Karmê Chöling:  What do the family and friends of hospice patients expect or need from you?

Jennings:  Often, my job is to be a rock in the house and just let them fall apart.  Most of the families have not seen death up close and they are looking for someone who knows what he or she is doing. I help patients, who, oftentimes, are in pain or have wounds that need to be tended.  I help tidy the space and uplift the room a little or put on soft music . . . if there are people in another room talking or working, I invite them in to be with their loved one. There often is a lot of confusion in these situations, so I reassure everyone, “This is normal.”

Part of my job is to soak up blame.  It’s a perfect time to practice “Drive All Blames into One."  Sometimes people think that, if Hospice is involved, death should be painless and a lovely spiritual experience.  But often it is not so pretty.  Even with good care, the person dying may be throwing up, in pain and questioning whey he or she is still alive.

“For me, it’s an honor to be there at a time when families are in such need and to get to know them so quickly in their rawness.”

Karmê Chöling:  How does your Buddhist practice influence you hospice work and vice versa?

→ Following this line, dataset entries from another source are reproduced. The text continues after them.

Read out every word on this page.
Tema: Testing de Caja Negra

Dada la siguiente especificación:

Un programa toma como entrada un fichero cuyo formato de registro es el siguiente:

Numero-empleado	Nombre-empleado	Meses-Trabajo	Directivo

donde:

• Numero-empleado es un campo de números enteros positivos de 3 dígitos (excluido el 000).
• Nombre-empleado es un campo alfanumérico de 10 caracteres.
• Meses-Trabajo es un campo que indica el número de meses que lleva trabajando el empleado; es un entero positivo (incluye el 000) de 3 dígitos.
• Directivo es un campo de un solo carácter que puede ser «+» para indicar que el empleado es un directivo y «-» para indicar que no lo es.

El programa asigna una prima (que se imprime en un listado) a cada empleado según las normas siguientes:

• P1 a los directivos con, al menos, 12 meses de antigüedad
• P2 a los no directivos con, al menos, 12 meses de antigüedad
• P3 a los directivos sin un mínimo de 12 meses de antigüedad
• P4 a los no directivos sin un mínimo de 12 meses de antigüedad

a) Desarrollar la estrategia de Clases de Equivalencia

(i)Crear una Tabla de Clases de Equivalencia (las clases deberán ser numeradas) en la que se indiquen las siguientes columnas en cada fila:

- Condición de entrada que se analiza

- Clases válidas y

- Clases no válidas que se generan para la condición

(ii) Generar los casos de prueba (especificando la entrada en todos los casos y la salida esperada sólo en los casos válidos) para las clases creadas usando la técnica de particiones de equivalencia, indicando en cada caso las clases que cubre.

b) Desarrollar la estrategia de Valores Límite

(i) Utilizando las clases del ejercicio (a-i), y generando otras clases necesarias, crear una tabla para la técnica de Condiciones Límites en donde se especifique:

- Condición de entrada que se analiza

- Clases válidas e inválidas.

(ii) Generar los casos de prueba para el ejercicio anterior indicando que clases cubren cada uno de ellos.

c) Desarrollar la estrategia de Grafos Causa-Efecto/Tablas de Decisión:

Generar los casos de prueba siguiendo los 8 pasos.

Jennings: Buddhist practice affects my work because mindfulness affects my work.  Buddhism is all about working with speed and distraction and cutting through to be present, even amidst chaos. The medical world is so speedy - this is getting worse all the time. So if you can go into the situation being present and efficient, but slowed-down, people really notice.

I do Tonglen, as well as mindfulness awareness practice to remain a steady presence. Sometimes families and friends, or the patient, are really struggling and I just want to do something. Tonglen helps in these situations . . . it really would be helpful for any medical practitioner.  Also, sometimes I do Phowa in my mind. Most families are not Buddhist. If the person dying is Christian, I visualize Jesus above his or her head and I visualize him or her moving towards Jesus.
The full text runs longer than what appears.